The risk of bleeding after thyroid surgery is low at approximately 1%. Any significant bleed will usually present within the first few hours after surgery and may require a second brief operation to evacuate the blood clot and identify any bleeding point. With appropriate and timely management of this complication post-operative recovery, time in hospital and further complication risk is usually not affected.
Will I need to be on Medications after my thyroid surgery?

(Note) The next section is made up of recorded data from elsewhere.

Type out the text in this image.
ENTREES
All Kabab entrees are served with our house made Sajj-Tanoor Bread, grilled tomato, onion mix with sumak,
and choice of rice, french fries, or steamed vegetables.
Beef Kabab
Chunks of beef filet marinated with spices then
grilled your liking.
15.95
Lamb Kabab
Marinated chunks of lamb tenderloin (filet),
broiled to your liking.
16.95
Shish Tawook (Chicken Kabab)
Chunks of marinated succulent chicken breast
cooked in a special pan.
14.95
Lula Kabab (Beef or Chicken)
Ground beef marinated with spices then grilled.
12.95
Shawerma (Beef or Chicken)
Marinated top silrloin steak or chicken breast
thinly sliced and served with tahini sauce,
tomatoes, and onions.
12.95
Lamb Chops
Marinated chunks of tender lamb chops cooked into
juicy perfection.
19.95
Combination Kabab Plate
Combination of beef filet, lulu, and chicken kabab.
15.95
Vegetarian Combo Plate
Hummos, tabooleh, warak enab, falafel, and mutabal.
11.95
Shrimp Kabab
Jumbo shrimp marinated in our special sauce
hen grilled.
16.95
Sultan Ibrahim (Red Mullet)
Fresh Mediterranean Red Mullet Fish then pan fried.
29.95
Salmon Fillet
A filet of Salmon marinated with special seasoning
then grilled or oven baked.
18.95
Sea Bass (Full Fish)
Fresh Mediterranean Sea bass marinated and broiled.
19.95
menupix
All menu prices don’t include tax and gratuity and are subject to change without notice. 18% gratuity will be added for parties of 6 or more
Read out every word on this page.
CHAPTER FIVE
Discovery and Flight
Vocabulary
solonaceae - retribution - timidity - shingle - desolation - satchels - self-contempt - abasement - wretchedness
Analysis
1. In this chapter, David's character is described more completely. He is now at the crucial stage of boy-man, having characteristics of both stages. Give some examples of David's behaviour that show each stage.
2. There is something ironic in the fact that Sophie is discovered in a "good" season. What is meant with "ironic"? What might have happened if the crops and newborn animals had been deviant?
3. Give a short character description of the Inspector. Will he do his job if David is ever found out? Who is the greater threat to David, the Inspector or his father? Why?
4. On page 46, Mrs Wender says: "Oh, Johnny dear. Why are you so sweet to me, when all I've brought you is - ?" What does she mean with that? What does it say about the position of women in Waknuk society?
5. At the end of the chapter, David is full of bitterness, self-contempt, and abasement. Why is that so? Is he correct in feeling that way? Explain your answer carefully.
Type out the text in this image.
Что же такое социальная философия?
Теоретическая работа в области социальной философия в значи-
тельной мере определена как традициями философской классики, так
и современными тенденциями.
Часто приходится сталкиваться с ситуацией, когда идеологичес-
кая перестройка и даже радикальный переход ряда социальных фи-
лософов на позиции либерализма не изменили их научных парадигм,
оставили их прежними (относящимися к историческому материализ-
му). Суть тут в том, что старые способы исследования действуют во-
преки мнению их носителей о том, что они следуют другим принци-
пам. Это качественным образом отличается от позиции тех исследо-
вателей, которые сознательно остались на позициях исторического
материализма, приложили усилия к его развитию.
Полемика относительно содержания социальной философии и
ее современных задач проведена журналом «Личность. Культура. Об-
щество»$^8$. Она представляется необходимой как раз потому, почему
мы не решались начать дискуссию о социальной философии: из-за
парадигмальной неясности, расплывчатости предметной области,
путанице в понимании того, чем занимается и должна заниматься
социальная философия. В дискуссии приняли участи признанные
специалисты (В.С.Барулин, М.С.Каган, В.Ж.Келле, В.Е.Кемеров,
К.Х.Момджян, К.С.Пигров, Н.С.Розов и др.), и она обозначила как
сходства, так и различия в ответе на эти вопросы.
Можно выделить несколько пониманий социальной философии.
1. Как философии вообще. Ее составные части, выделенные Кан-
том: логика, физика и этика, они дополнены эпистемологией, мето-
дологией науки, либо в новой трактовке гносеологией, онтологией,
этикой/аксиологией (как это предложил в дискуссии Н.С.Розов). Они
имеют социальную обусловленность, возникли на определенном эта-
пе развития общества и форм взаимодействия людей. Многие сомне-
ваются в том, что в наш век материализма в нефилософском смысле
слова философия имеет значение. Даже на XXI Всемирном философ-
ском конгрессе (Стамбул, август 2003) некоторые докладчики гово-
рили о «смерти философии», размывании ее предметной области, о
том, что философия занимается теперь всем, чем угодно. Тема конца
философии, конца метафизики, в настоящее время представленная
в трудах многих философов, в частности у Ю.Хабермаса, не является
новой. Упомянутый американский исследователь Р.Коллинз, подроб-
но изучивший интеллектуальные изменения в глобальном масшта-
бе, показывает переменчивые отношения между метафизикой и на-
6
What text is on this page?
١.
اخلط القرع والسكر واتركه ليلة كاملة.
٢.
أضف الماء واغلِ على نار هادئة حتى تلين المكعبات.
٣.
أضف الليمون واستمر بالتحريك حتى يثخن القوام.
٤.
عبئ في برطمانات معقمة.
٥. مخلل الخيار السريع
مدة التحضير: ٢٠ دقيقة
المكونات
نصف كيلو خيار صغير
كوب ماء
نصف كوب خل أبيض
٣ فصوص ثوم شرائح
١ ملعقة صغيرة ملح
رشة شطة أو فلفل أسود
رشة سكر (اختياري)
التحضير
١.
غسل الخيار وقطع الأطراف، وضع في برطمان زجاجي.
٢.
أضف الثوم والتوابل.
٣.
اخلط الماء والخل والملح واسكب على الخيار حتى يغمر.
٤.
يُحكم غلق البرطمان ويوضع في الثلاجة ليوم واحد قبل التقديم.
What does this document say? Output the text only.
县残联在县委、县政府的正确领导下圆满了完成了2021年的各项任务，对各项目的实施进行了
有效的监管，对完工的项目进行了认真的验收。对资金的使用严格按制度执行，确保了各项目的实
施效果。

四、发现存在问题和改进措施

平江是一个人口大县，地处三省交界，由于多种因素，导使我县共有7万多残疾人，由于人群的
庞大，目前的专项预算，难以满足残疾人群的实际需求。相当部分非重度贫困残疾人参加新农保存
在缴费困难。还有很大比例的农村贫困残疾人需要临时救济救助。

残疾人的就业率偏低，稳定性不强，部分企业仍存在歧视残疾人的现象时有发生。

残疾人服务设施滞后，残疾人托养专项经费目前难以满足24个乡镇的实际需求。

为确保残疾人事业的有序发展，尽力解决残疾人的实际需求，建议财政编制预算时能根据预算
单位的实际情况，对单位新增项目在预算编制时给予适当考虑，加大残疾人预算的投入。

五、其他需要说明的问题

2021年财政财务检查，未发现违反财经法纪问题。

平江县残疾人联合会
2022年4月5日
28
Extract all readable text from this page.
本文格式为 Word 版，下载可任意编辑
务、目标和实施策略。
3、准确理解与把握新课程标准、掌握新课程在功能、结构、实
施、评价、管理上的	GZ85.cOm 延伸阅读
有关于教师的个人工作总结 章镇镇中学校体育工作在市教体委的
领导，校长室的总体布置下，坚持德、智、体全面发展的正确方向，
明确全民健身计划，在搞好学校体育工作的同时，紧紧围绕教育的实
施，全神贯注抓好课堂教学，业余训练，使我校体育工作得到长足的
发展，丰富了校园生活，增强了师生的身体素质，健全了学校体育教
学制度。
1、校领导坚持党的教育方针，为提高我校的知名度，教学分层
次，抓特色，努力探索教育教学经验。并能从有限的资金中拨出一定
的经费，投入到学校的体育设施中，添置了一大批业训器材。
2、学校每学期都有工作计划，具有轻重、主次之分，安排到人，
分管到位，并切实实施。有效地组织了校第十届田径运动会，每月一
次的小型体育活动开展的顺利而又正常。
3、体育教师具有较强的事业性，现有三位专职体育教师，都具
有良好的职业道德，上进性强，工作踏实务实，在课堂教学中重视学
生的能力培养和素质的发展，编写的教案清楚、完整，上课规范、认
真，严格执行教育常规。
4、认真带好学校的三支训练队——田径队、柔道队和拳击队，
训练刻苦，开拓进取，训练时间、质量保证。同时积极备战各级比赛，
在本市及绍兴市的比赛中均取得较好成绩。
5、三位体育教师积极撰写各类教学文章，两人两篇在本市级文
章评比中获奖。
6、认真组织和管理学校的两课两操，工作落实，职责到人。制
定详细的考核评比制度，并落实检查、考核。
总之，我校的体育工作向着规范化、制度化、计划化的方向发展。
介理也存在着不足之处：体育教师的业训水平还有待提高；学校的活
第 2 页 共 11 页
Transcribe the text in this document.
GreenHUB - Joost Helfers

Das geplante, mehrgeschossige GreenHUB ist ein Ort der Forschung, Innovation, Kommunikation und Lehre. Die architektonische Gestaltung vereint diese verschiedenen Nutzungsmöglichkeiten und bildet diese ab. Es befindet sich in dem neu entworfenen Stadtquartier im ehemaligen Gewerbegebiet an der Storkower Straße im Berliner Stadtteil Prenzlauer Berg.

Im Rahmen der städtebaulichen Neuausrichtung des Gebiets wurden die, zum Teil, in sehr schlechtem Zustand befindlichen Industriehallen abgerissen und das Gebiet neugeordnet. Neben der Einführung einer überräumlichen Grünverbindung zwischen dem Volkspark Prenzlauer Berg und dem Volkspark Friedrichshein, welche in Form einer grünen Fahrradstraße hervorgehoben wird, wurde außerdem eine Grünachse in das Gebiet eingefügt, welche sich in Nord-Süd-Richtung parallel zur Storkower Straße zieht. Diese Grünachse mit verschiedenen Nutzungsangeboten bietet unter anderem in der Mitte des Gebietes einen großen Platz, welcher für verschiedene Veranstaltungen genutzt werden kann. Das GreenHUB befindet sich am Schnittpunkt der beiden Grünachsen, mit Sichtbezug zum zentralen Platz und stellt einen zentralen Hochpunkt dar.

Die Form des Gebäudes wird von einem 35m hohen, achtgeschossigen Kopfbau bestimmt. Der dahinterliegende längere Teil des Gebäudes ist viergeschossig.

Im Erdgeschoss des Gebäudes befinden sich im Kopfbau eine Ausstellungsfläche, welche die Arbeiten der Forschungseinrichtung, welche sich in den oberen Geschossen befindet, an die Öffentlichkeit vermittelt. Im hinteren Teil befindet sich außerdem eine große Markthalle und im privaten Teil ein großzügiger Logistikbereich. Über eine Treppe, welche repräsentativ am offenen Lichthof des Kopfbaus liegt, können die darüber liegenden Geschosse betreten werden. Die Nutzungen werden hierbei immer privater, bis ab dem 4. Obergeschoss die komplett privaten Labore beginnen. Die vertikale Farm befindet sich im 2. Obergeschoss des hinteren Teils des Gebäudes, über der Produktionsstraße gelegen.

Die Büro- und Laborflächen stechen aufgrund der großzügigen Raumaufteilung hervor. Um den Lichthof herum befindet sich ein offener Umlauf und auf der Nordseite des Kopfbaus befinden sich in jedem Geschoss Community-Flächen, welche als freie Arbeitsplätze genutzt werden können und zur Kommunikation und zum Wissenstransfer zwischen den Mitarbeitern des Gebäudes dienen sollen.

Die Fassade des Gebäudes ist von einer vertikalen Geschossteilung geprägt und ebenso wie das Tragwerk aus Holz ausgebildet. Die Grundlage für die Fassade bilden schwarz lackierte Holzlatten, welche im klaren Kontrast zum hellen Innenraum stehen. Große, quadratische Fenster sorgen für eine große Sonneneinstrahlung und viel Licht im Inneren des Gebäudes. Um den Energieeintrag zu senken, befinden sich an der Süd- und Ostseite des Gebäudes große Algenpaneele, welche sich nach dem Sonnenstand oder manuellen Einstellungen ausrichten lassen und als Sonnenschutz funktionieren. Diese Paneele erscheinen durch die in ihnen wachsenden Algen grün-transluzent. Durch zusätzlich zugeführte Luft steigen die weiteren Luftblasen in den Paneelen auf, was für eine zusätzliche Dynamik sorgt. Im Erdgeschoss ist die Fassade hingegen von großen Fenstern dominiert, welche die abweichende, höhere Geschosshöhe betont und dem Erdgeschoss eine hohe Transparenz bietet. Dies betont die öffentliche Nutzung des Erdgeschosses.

If it has been decided to remove all of the thyroid gland the patient will require lifelong replacement of thyroid hormone. Fortunately this is a straightforward once daily regimen with little requirement for adjusting the dosage. In most cases I recommend a short course (2-3 weeks) of calcium +/- Vitamin D supplementation after surgery to avoid a temporary drop of calcium levels should the parathyroid gland function require time for recovery.
In the case of a partial thyroid resection (thyroid lobectomy or hemithyroidectomy) the remaining gland is usually able to produce sufficient hormone to compensate. This is determined by a post-operative blood test for thyroid function. Insufficient thyroid hormone production does occasionally occur but is usually associated with a pre-existing thyroid condition.
How long will I be in hospital and expected recovery time?
Almost all of my patients are comfortable on simple analgesia and able to be discharged after just one overnight stay. Depending on the condition and the operation performed some of my patients may be able to be discharged on the same day of surgery.
As a general rule I advise one week of recovery prior to returning to driving so that any early post-operative discomfort or neck stiffness does not impair driving ability.
Most of my patients are able to return to work within 1-2 weeks after surgery for sedentary or light duty occupations and within 4-6 weeks for work requiring heavy manual labour.